Je m'attendais à la même débauche samedi, jour du 50e anniversaire de Madonna. Mais contre toute attente, la débauche n'a pas eu lieu. Hormis la couverture du New York Magazine où son visage, strié des lignes dessinées par le marqueur d'un maître boucher, posait l'éternelle question de la chirurgie plastique, les 50 ans de Madonna semblent avoir été célébrés dans le silence, l'abstinence et la plus grande indifférence médiatique.

Il faut dire que la principale intéressée a tout fait pour dédramatiser l'événement et pour le rendre aussi palpitant qu'une partie de pétanque dans un champ de patates. Quelques jours avant de franchir ce qui, en principe pour une femme, est un cap psychologique important, Madonna a annoncé par la bouche de son attachée de presse qu'elle se foutait éperdument d'avoir 50 ans. «De toute façon, ça fait depuis que j'ai 40 ans que vous me cassez les pieds avec ça», a-t-elle ajouté à l'intention des médias.

C'était typique de la madone, toujours aussi baveuse même à 50 ans.

Mais c'était aussi un peu inévitable de la part d'une femme qui, depuis une bonne décennie, lutte âprement pour rester dans le coup et pour avoir l'air aussi jeune et fringante qu'à ses débuts, malgré le naufrage inéluctable du vieillissement qui la guette.

À cet égard, Madonna incarne à la fois l'anti-quinqua par excellence et la quintessence de la quinqua moderne.

Anti-quinqua parce qu'elle refuse avec l'énergie du désespoir d'avoir 50 ans et n'hésite pas à soumettre son corps à mille supplices physiques et son visage à toutes les nouvelles technologies de la bioplastie.

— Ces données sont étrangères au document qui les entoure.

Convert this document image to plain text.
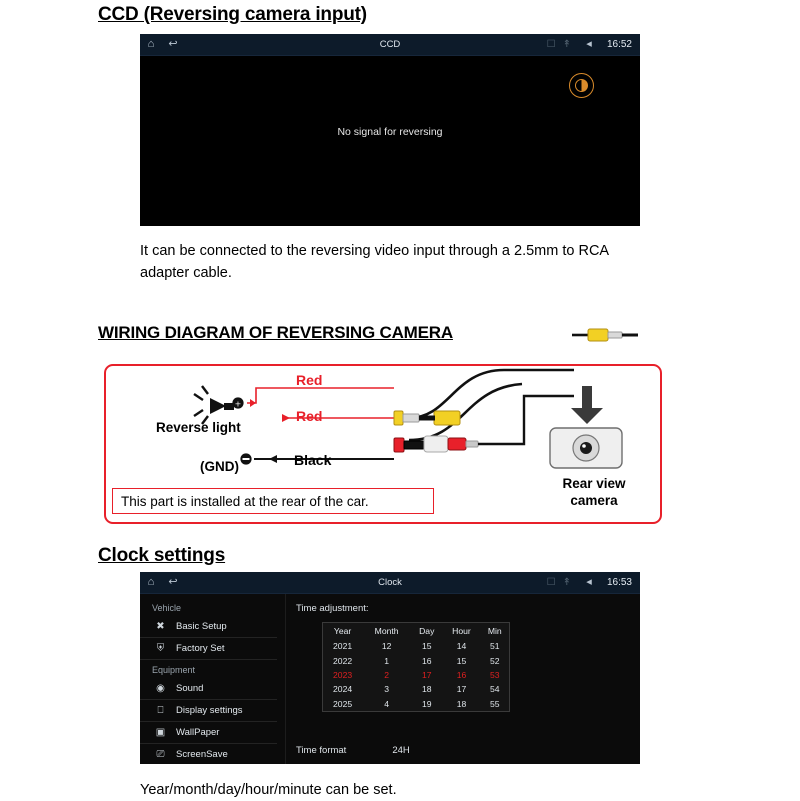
CCD (Reversing camera input)
⌂	↩	CCD	☐ ↟	◂	16:52
No signal for reversing
It can be connected to the reversing video input through a 2.5mm to RCA adapter cable.
WIRING DIAGRAM OF REVERSING CAMERA
+
Red
Red
Black
Reverse light
(GND)
Rear view
camera
This part is installed at the rear of the car.
Clock settings
⌂	↩	Clock	☐ ↟	◂	16:53
Vehicle
✖ Basic Setup
⛨ Factory Set
Equipment
◉ Sound
⎕	Display settings
▣ WallPaper
⎚ ScreenSave
Time adjustment:
Year	Month	Day	Hour	Min
2021	12	15	14	51
2022	1	16	15	52
2023	2	17	16	53
2024	3	18	17	54
2025	4	19	18	55
Time format	24H
Year/month/day/hour/minute can be set.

Tout cela avec la volonté ferme et obstinée de ralentir sinon de détourner l'irréparable outrage du temps.

Quintessence de la quinquagénaire parce qu'elle incarne les valeurs d'un jeunisme exacerbé et porté par une grande partie des femmes de l'Occident comme de l'Orient pour qui vieillir en beauté signifie communier au temple de l'éternelle jeunesse.

Dans ce temple rempli de miroirs aveugles, non seulement les femmes refusent leur âge véritable, mais s'accrochent, comme Madonna, à un âge fétiche qui dépasse rarement 25 ans. De ce fait, elles n'avancent pas en âge. Elles régressent avec l'espoir fou de retrouver leur corps et leur visage d'antan, quitte à les fabriquer artificiellement.

De ce combat sans fin et sans merci, Madonna est sans aucun doute la championne. Et cela ne date pas d'hier. Avant même que le jeunisme ne devienne la religion du jour, la madone avait déjà entrepris de grands travaux sur elle-même et sur son physique.

Ce faisant, elle a réussi à maintenir une forme, une souplesse et une élasticité qu'elle n'avait probablement pas à 20 ans. Son corps est, à 50 ans, aussi mince et tranchant qu'une lame de couteau et lui permet d'être aussi sexy dans les jeans d'une pré-ado que dans les dessous affriolants d'une star de la porno. Et grâce à la bioplastie, une technique proche du rembourrage qui redonne du volume et des rondeurs de bébé à la peau, son visage est aussi lisse et juvénile que celui d'une jeune fille qui n'a pas encore été éprouvée par la vie.

Bref, au plan de l'image et de l'apparence, les grands travaux de la quinqua sont une grande réussite, voire une impressionnante oeuvre d'art.

Pourtant, quand je la regarde danser comme une gazelle dans ses vidéoclips et faire un pied de nez à tous ceux qui veulent l'enfermer dans sa case de quinqua, je ne peux m'empêcher de voir une femme désespérée qui a mobilisé toutes ses énergies pour une cause qu'elle est condamnée à perdre. Qu'elle le veuille ou non, Madonna ne pourra pas continuer éternellement de faire semblant qu'elle est une jeune poulette. Je prie pour qu'elle ait la décence de s'en rendre compte avant qu'elle ne devienne une vieille caricature d'elle-même.